Importantly, in the present study, we were unable to control for other possible causes of improved QoL between baseline and posttreatment follow-up. During each clinic visit, a multidisciplinary team including a mental health specialist and dietician meet the patients and provide recommendations. Furthermore, 233 patients changed medications between the initial and follow-up visits, and more than half of these changes involved biologic therapy, the cornerstone of treatment. These changes likely contributed to the decrease in CRP and an increase in QoL scores observed between pre- and posttreatment visits.

The majority of participants were treated with IV iron supplementation. Although there was no fixed protocol for supplementation in this center, oral iron was generally avoided due to concern for an increase in GI-related side effects. This concern is supported by available literature; a 2016 meta-analysis by Bonovas et al[28] found a treatment discontinuation rate of 10.9% and a statistically significant increase in reports of abdominal pain for patients receiving oral iron when compared to those treated with IV iron.

Importantly, anemia did improve in most patients, and therapy with IV iron was safe. Only 12 (3.5%) of patients treated with IV iron reported an adverse reaction, and most of these were mild; 9 of the 12 patients who experienced reactions went on to receive further infusions through the IBD center, although with steroid or antihistamine premedication, a different formulation, and a slower infusion rate. Notably, however, not all patients received their infusion at our center, so it is possible that some details regarding the presence and type of adverse reactions are incorrect or missing. Overall, these findings comport with the results of a 2015 meta-analysis of 103 trials examining the safety of IV iron prescriptions, which found that life-threatening reactions such as anaphylaxis are extremely rare, particularly with newer iron formulations and when iron dextran is avoided.[29]

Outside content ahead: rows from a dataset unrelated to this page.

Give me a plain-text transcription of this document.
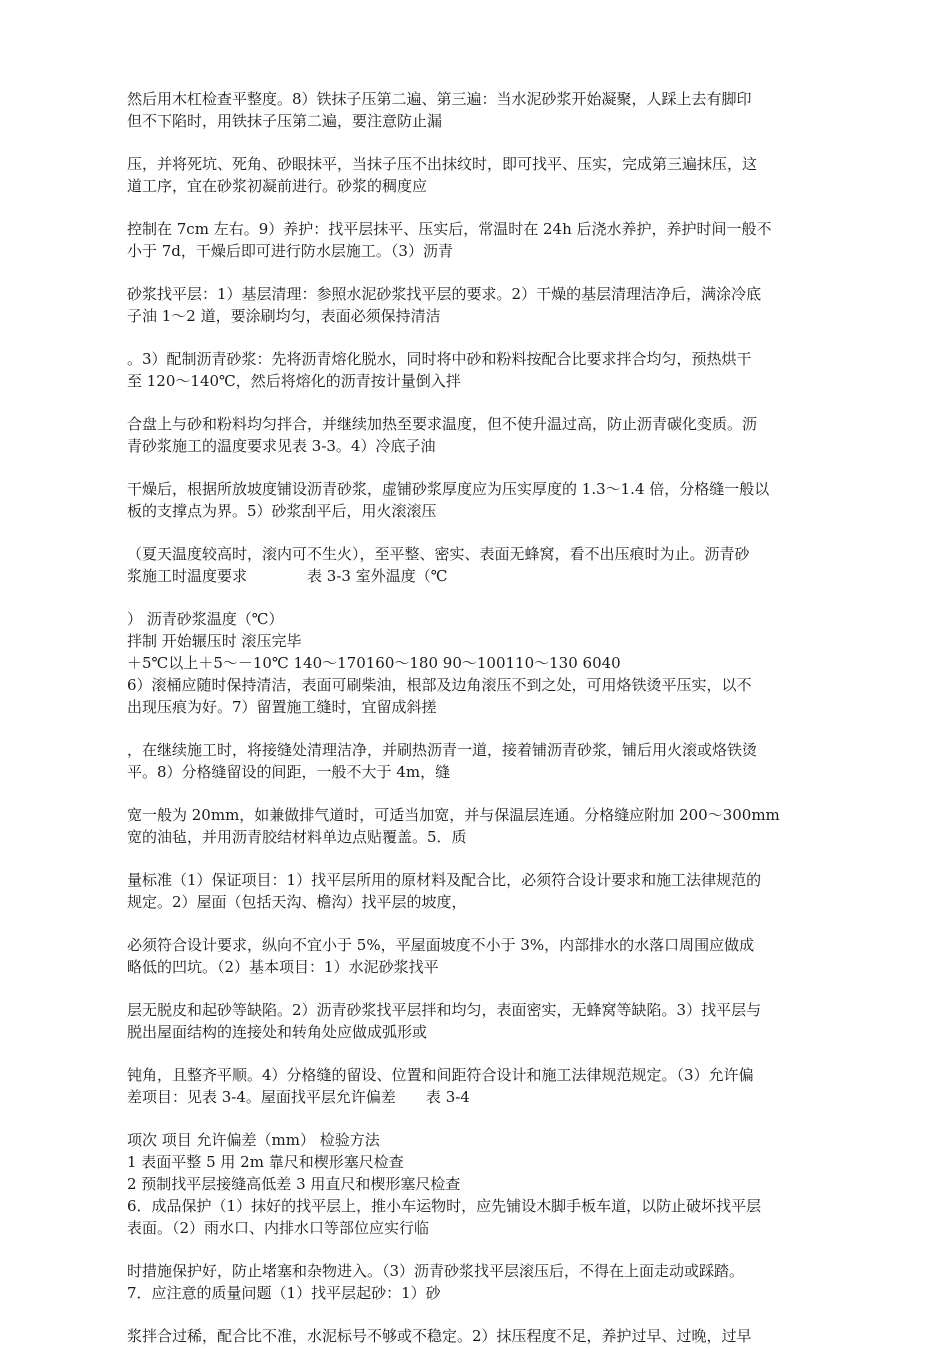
然后用木杠检查平整度。8）铁抹子压第二遍、第三遍：当水泥砂浆开始凝聚，人踩上去有脚印
但不下陷时，用铁抹子压第二遍，要注意防止漏
压，并将死坑、死角、砂眼抹平，当抹子压不出抹纹时，即可找平、压实，完成第三遍抹压，这
道工序，宜在砂浆初凝前进行。砂浆的稠度应
控制在 7cm 左右。9）养护：找平层抹平、压实后，常温时在 24h 后浇水养护，养护时间一般不
小于 7d，干燥后即可进行防水层施工。（3）沥青
砂浆找平层：1）基层清理：参照水泥砂浆找平层的要求。2）干燥的基层清理洁净后，满涂冷底
子油 1～2 道，要涂刷均匀，表面必须保持清洁
。3）配制沥青砂浆：先将沥青熔化脱水，同时将中砂和粉料按配合比要求拌合均匀，预热烘干
至 120～140℃，然后将熔化的沥青按计量倒入拌
合盘上与砂和粉料均匀拌合，并继续加热至要求温度，但不使升温过高，防止沥青碳化变质。沥
青砂浆施工的温度要求见表 3-3。4）冷底子油
干燥后，根据所放坡度铺设沥青砂浆，虚铺砂浆厚度应为压实厚度的 1.3～1.4 倍，分格缝一般以
板的支撑点为界。5）砂浆刮平后，用火滚滚压
（夏天温度较高时，滚内可不生火），至平整、密实、表面无蜂窝，看不出压痕时为止。沥青砂
浆施工时温度要求　　　　表 3-3 室外温度（℃
） 沥青砂浆温度（℃）
拌制 开始辗压时 滚压完毕
＋5℃以上＋5～－10℃ 140～170160～180 90～100110～130 6040
6）滚桶应随时保持清洁，表面可刷柴油，根部及边角滚压不到之处，可用烙铁烫平压实，以不
出现压痕为好。7）留置施工缝时，宜留成斜搓
，在继续施工时，将接缝处清理洁净，并刷热沥青一道，接着铺沥青砂浆，铺后用火滚或烙铁烫
平。8）分格缝留设的间距，一般不大于 4m，缝
宽一般为 20mm，如兼做排气道时，可适当加宽，并与保温层连通。分格缝应附加 200～300mm
宽的油毡，并用沥青胶结材料单边点贴覆盖。5．质
量标准（1）保证项目：1）找平层所用的原材料及配合比，必须符合设计要求和施工法律规范的
规定。2）屋面（包括天沟、檐沟）找平层的坡度，
必须符合设计要求，纵向不宜小于 5%，平屋面坡度不小于 3%，内部排水的水落口周围应做成
略低的凹坑。（2）基本项目：1）水泥砂浆找平
层无脱皮和起砂等缺陷。2）沥青砂浆找平层拌和均匀，表面密实，无蜂窝等缺陷。3）找平层与
脱出屋面结构的连接处和转角处应做成弧形或
钝角，且整齐平顺。4）分格缝的留设、位置和间距符合设计和施工法律规范规定。（3）允许偏
差项目：见表 3-4。屋面找平层允许偏差　　表 3-4
项次 项目 允许偏差（mm） 检验方法
1 表面平整 5 用 2m 靠尺和楔形塞尺检查
2 预制找平层接缝高低差 3 用直尺和楔形塞尺检查
6．成品保护（1）抹好的找平层上，推小车运物时，应先铺设木脚手板车道，以防止破坏找平层
表面。（2）雨水口、内排水口等部位应实行临
时措施保护好，防止堵塞和杂物进入。（3）沥青砂浆找平层滚压后，不得在上面走动或踩踏。
7．应注意的质量问题（1）找平层起砂：1）砂
浆拌合过稀，配合比不准，水泥标号不够或不稳定。2）抹压程度不足，养护过早、过晚，过早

To our knowledge, this is the first study to measure the incidence of hematology referrals among patients with IBD. Our findings indicate that in most cases, a referral is not necessary and that the primary GI can treat this EIM of IBD. This lessens the burden on a patient population who already must travel for infusions, laboratory studies, and frequent visits with their GI. However, the persistence of IDA despite good control of IBD or a history of intolerance to IV iron should prompt further evaluation and may warrant a hematology referral.

CONCLUSION

Treating IDA and the underlying disease in patients with IBD improves QoL and can be done effectively and safely by the primary GI. The GI treating patients with IBD should have a low threshold to treat their iron-deficient patients with IV iron supplementation. Outside referral to a hematologist need not be pursued in most cases.

DATA AVAILABILITY

Data exists in a secure online suppository (RedCap) that includes basic patient information (demographics) and collected laboratory and clinical values. A de-identified export can be made available upon request.